Un mandato es el cumplimiento de un trabajo educativo que está condicionado en un alto grado de apegos, los cuales, todo y estar bien documentados por multitud de estudios científicos, tienen cierta rebeldía a poder ser pautados y normalizados. No todo aquello que llevamos adelante en nuestra labor es predecible, acotado y pautado. De hecho, una de las características de la educación es su alto nivel de adaptación y creatividad frente a los retos.
La mayor demanda que hace un infante en mi residencia es sentirse seguro, es desde ese lugar de seguridad donde se va formando cierto apego. Los infantes en mi residencia son perseverantes en sus reclamos hacia el equipo educativo a ejercer funciones de sostén incondicional. En momentos de gran sensibilidad donde las emociones están en su máximo exponencial es cuando el apego surge, ese vínculo de conexión que ilumina el camino.
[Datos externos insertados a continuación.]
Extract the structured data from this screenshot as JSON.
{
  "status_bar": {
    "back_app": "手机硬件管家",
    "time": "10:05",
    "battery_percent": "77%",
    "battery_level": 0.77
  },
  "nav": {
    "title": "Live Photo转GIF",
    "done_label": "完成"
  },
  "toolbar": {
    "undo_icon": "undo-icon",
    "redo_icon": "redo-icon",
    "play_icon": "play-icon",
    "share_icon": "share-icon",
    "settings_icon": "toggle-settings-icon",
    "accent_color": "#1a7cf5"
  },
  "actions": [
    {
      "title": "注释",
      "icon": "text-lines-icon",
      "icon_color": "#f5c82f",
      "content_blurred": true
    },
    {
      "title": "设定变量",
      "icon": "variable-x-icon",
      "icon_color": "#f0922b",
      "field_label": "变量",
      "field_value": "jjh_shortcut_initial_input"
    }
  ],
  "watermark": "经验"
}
Una de las marcas con las que llegan los infantes a esta residencia son sus carencias de figuras parentales. La inexistencia de esta figura implica grandes consecuencias, no solo la propia ausencia, sino también, la precaria estimación que tiene el infante sobre sí mismo. Las comparaciones a otras realidades familiares pueden proyectar en el infante una elaboración mental que les pueda ayudar a alejarse de ese yugo de fatalidades.
El encargo educativo en mi residencia tiene ese objetivo, mostrar otras realidades familiares con figuras que proporcionen aquello científicamente documentado. Un trabajo arduo y complejo que no está presto a observaciones, todo está centrando en la inmediatez, y con ella sus saberes, los del equipo educativo, se van alejando de las realidades con las que se enfrenta su mandato. La paradoja la vemos cuando un padre y su hijo jugando a pelota pueden vincularse con menos complejidad y naturalidad con uno de nuestros infantes, en gran medida, gracias al trabajo de observación hacia sus hijos.
"Reconozco que con siete años este mundo me viene grande, todo lo que tengo a mi alrededor está creado por gigantes. El solo hecho de ir al baño, sentarse a la mesa, seguir el paso de mis cuidadores o subir unas escaleras, son actos que no me dejan indiferente. No paran de recordarme que aun sigo siendo un niño insignificante.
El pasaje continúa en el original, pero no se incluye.